I'm no foodie but I really enjoyed this road-trip / father-son / buddy movie, written directed by and starring Jon Favreau, based on the recent life and times of a perfectionist chef who struggles to suppress his own innovation to the demands of his conservative paymaster boss. More than this, he gets involved in a spat with the town's number 1 food critic, sees his relationship with his son founder under pressure of work and still pines after his glamorous and super-rich ex-wife.
There's not much more to the story than that and I feared for all the anticipated parental-bonding scenes I would see the second I clapped eyes on his flop-haired 10 year old son but I was very pleasantly surprised to be engaged by this lighthearted, fast-moving, feel-good movie, right up to the predictable happy ending for all concerned.

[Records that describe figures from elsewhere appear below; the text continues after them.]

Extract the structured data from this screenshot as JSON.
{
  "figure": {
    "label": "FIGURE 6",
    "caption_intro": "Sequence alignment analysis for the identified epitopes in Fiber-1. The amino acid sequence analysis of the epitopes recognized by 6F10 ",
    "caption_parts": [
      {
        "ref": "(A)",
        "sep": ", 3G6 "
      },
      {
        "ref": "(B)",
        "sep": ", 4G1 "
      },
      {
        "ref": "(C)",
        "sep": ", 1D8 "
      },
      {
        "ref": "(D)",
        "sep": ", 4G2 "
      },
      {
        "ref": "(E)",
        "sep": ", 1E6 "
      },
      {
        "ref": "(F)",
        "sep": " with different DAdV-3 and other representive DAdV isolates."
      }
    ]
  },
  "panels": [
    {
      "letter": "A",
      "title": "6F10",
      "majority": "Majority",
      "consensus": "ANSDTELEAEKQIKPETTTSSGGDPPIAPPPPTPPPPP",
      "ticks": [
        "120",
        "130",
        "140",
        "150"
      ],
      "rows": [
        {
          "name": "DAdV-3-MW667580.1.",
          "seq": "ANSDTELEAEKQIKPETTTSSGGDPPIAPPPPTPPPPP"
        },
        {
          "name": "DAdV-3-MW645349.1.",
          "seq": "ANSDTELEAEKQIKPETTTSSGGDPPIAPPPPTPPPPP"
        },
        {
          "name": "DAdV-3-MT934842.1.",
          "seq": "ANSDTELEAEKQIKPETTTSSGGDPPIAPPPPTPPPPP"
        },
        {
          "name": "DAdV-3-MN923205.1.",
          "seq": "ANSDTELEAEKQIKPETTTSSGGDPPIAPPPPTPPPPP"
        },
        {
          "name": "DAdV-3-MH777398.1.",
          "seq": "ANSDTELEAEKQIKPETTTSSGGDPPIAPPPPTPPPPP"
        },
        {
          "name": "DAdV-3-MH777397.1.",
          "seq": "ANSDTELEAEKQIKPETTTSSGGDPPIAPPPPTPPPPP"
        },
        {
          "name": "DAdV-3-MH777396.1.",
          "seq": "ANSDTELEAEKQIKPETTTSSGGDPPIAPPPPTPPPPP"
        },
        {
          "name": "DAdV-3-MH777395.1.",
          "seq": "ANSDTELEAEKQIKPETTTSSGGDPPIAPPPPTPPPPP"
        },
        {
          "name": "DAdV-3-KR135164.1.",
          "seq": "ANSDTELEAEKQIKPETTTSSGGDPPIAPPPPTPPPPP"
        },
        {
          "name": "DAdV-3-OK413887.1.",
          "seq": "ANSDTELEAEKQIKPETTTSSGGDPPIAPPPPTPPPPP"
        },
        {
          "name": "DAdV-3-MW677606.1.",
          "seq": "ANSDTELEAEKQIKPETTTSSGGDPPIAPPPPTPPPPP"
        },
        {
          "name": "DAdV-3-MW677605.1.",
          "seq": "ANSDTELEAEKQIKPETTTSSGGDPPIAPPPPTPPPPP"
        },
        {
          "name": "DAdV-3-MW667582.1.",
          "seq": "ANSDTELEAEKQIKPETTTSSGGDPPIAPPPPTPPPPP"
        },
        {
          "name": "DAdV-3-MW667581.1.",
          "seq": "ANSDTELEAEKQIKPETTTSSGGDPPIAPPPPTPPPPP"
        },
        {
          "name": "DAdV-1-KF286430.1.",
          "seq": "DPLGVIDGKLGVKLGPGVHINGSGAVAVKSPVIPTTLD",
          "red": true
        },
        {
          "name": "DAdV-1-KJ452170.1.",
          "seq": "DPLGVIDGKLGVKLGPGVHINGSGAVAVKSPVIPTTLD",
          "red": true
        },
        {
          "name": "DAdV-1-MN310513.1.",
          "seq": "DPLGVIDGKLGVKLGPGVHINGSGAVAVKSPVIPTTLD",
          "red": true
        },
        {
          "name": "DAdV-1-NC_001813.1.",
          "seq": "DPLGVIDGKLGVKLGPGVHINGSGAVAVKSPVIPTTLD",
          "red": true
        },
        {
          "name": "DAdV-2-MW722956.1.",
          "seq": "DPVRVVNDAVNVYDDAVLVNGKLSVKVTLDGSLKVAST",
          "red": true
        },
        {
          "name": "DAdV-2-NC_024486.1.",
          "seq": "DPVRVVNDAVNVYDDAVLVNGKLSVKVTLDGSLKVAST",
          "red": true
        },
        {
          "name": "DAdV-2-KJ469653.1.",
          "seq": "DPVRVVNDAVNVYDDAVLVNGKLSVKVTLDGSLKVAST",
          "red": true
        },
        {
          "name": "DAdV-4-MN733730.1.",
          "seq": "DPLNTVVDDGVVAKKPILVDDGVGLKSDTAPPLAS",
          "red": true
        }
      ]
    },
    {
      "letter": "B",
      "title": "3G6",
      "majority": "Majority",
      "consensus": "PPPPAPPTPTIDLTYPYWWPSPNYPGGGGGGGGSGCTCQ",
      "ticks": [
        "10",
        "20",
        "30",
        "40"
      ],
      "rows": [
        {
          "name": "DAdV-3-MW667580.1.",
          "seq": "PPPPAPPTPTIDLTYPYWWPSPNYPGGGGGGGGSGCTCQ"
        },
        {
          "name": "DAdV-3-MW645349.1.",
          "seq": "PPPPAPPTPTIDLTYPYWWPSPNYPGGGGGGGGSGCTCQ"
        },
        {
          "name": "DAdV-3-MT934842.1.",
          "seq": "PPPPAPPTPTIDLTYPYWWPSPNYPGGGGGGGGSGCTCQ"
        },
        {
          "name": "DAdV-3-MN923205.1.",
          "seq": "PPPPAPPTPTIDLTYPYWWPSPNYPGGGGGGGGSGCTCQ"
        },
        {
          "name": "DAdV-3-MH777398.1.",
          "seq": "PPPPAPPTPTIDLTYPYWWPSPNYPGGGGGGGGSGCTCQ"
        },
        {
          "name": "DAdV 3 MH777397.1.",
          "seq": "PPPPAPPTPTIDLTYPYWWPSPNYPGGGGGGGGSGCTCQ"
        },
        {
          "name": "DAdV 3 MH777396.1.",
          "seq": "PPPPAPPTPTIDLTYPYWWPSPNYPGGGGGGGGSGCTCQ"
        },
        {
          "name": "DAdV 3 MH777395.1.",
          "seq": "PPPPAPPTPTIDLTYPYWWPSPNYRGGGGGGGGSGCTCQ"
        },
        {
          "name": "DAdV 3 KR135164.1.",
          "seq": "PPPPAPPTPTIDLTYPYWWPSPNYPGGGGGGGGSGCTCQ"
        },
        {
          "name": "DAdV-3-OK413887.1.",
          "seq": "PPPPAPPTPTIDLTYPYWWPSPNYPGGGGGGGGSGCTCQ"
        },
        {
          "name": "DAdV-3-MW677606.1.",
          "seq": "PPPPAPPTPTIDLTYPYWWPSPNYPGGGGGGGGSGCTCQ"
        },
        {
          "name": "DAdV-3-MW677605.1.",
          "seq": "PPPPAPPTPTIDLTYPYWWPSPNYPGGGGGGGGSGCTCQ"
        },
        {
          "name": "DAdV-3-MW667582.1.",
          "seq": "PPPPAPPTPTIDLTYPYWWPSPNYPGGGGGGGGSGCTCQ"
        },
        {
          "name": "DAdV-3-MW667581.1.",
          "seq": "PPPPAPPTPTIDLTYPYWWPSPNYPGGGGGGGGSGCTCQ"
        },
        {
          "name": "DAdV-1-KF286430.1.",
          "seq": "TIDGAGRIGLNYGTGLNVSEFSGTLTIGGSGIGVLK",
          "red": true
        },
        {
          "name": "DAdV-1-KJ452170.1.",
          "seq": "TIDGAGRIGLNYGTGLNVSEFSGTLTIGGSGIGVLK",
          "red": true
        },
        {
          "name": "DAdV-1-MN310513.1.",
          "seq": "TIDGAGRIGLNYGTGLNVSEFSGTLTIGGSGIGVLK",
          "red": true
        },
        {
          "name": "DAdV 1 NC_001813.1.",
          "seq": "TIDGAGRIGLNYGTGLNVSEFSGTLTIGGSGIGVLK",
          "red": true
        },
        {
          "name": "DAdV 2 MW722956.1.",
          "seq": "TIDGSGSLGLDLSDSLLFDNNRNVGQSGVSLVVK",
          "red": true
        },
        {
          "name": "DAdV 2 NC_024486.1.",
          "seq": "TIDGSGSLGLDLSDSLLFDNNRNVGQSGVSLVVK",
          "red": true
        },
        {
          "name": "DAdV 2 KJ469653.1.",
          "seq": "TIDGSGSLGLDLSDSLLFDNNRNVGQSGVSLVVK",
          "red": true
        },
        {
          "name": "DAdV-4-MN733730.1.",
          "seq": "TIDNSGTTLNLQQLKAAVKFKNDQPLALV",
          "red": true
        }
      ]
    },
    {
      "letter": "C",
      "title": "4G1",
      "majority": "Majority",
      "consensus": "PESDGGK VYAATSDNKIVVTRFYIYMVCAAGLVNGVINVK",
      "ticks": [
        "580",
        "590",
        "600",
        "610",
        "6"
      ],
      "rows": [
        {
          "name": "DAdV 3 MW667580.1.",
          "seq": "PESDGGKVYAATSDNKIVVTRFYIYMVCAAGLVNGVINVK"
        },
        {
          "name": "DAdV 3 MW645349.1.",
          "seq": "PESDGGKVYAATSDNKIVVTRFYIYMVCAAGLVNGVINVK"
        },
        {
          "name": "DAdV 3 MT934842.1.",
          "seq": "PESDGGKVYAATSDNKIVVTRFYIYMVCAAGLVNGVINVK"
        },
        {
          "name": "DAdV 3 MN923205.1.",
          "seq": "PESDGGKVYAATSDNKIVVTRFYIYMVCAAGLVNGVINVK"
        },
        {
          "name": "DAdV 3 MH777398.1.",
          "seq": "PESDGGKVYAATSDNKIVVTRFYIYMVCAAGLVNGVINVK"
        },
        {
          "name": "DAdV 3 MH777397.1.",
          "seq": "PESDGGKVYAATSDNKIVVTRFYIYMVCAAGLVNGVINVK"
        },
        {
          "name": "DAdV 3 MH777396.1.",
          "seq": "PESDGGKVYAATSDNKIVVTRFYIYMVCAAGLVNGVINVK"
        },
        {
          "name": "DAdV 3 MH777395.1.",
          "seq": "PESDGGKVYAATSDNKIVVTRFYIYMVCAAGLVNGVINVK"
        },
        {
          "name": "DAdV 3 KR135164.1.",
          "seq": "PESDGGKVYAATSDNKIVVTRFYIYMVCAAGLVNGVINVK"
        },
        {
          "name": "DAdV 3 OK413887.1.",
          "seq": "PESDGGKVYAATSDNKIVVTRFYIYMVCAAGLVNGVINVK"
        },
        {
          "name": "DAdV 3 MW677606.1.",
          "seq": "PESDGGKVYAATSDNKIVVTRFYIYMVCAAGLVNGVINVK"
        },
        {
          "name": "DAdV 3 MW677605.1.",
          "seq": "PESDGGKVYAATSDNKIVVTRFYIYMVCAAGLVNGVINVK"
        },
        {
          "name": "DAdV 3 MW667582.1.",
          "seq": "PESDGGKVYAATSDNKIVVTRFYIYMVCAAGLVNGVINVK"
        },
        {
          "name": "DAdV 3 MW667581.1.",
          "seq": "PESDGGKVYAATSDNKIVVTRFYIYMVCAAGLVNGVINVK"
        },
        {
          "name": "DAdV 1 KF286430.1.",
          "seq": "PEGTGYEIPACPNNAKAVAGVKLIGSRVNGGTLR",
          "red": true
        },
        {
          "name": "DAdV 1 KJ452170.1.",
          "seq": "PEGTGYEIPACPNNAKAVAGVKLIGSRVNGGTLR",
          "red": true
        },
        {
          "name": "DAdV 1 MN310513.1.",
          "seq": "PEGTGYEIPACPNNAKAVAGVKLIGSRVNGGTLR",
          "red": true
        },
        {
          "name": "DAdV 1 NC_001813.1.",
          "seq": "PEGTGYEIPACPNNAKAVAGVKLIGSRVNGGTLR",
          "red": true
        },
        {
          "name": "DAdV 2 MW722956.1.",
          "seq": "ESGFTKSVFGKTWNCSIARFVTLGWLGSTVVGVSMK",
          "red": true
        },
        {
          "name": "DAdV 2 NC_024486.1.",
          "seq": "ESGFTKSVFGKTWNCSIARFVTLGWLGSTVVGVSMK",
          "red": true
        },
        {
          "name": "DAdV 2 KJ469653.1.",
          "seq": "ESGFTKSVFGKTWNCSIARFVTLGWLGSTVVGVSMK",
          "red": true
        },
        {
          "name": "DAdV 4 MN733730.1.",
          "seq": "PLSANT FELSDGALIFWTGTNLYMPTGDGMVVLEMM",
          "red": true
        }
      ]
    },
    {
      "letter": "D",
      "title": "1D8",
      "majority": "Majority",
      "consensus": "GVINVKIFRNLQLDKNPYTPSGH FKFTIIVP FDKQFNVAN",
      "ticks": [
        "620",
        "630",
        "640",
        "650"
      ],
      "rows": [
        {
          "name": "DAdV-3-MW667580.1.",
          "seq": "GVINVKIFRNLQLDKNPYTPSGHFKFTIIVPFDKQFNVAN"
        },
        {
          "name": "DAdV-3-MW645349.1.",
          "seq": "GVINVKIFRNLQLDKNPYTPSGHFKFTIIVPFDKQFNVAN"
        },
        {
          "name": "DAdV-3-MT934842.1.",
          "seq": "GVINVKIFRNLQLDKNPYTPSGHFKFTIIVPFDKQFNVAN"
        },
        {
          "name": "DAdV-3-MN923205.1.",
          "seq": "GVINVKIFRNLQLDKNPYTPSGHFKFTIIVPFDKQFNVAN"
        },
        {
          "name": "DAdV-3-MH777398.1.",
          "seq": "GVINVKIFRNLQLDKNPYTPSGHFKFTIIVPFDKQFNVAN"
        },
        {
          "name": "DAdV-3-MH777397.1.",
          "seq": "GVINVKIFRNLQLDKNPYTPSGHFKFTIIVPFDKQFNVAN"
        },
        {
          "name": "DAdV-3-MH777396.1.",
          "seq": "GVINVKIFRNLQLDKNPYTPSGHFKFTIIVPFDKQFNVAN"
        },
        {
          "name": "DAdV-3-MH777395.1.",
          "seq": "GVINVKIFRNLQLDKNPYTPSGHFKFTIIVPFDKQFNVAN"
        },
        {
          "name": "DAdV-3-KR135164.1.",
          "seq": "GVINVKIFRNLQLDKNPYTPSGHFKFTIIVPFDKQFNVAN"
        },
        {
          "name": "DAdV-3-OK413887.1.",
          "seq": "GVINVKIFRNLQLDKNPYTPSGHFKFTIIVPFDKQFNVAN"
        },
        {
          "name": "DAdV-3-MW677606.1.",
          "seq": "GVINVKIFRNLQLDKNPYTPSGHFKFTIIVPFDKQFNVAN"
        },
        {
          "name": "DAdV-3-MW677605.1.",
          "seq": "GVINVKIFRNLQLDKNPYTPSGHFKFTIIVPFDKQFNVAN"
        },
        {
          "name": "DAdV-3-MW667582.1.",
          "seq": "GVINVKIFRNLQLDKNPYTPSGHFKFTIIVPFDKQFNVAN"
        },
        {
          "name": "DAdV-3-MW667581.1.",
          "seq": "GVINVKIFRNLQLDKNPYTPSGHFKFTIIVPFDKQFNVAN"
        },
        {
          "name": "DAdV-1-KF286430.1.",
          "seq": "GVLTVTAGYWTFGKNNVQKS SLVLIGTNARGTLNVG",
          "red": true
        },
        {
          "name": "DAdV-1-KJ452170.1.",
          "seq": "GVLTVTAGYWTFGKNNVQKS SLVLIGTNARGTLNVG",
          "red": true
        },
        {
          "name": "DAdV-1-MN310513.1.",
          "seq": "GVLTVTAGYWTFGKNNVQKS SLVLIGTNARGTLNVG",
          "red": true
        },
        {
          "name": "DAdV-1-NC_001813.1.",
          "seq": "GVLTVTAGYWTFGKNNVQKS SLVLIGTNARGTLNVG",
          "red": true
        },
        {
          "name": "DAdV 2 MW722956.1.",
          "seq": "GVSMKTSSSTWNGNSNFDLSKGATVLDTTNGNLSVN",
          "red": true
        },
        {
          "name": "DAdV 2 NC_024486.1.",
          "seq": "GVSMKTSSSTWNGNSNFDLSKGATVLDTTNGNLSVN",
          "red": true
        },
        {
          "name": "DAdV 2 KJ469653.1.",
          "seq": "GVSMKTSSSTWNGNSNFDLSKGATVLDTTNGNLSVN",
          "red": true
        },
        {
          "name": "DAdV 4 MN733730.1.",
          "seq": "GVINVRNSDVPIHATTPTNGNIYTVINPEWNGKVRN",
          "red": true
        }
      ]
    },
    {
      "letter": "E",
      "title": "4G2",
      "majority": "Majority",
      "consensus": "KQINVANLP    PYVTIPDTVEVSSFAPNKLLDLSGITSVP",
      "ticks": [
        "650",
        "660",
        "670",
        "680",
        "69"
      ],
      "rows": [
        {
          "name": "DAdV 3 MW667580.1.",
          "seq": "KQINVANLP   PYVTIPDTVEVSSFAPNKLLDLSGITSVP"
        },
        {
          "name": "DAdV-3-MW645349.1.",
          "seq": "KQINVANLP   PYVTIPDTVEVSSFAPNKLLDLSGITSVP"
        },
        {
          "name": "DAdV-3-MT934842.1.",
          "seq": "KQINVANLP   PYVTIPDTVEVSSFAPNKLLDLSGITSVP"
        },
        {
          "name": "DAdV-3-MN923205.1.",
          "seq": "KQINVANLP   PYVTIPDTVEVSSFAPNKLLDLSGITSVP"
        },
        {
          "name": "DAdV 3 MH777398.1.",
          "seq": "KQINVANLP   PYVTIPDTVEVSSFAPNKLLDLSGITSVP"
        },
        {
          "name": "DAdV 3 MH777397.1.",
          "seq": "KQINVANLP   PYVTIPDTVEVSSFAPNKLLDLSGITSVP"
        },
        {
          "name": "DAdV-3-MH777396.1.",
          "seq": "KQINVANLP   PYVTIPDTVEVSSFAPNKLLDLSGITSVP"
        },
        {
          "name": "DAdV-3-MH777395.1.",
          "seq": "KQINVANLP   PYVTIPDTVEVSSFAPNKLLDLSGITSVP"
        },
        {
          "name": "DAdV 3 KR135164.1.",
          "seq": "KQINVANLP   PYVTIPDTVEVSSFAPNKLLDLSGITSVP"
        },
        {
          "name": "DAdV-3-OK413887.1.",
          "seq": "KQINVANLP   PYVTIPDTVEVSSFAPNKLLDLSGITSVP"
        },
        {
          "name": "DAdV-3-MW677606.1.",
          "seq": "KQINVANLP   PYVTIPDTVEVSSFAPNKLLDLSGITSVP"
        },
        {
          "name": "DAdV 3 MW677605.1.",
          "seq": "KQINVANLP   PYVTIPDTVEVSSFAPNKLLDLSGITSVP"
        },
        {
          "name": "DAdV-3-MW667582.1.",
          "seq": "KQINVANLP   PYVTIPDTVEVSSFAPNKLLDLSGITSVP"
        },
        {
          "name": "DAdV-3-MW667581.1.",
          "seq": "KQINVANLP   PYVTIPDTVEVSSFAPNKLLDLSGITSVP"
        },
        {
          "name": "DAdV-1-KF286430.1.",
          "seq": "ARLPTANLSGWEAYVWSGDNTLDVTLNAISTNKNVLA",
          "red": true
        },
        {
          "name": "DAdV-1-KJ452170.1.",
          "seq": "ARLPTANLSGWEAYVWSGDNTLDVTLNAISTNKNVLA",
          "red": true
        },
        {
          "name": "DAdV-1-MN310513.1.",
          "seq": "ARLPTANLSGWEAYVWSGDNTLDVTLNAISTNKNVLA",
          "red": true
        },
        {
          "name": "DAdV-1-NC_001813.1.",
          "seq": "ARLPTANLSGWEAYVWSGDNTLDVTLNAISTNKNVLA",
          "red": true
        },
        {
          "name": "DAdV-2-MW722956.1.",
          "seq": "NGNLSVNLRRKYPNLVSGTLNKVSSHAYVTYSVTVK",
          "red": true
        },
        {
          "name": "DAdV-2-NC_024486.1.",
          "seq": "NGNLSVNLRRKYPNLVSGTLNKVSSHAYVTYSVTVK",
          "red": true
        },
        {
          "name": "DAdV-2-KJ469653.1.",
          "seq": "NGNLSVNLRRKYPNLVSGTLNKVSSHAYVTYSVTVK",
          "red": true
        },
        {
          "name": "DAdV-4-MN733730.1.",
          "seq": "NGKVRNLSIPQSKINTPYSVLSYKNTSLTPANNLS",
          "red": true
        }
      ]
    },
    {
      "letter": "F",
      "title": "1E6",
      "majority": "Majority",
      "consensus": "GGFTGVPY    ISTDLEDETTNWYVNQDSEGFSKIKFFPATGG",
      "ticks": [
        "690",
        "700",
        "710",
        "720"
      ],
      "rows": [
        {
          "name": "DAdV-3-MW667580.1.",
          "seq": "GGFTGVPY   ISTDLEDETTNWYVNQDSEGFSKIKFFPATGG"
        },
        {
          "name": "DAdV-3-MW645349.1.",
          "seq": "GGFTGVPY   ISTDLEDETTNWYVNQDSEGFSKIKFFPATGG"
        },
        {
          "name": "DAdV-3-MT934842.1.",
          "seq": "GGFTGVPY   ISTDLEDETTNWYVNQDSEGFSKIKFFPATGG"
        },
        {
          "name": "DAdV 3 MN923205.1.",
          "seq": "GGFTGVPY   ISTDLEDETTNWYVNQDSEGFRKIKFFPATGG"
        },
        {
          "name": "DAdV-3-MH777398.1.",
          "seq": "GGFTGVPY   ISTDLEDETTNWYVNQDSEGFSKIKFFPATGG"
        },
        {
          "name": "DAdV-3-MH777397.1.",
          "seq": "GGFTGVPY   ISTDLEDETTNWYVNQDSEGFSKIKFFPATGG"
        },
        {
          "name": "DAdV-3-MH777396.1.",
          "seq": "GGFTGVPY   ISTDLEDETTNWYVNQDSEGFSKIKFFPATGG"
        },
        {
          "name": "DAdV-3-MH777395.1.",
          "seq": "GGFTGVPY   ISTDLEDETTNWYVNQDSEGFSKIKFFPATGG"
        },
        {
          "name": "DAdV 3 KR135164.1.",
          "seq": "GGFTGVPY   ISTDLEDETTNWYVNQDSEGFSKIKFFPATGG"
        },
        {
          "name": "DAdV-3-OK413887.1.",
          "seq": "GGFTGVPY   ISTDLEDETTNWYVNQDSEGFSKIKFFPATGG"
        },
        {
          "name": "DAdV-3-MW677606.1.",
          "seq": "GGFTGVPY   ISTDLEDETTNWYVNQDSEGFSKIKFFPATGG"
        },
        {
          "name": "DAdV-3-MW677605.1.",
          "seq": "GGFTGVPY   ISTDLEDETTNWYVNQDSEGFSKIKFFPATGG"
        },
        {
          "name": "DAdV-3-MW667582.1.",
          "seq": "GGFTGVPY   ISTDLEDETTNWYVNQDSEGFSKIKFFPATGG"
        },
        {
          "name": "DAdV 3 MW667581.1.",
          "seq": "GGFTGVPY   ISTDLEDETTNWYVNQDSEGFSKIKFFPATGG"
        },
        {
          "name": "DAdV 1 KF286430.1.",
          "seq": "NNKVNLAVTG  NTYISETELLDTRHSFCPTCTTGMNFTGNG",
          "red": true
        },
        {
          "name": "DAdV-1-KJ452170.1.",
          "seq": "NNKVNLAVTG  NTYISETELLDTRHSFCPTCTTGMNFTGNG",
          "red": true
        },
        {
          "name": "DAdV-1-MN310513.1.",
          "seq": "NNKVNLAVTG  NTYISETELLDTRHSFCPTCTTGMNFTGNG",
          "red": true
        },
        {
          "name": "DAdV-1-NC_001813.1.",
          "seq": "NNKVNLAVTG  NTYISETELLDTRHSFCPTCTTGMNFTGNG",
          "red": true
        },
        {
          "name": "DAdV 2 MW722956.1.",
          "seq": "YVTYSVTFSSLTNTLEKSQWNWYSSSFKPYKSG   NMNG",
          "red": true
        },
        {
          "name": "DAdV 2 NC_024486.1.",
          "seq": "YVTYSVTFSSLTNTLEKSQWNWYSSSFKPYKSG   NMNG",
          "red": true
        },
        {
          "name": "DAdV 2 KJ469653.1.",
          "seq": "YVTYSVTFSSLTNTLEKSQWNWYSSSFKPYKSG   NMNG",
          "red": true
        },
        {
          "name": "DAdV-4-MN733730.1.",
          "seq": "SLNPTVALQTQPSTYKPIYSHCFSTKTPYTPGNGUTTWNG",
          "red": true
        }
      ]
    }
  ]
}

With a busy but enjoyable soundtrack of soul and salsa in the background, nice realistic acting by all the leads right down to son Percy and of course lots of scrumptious shots of freshly made food, this movie certainly mixed its ingredients together well, delivering in the end a most palatable dish.
Perhaps the star-power cameos were a little unnecessary, maybe the father-son stuff did get a little hokey at times and the wraparound happy ending did seem somewhat forced but on the whole I found this a very watchable and occasionally funny movie which more than whetted my appetite for a decent Saturday night stay-in movie.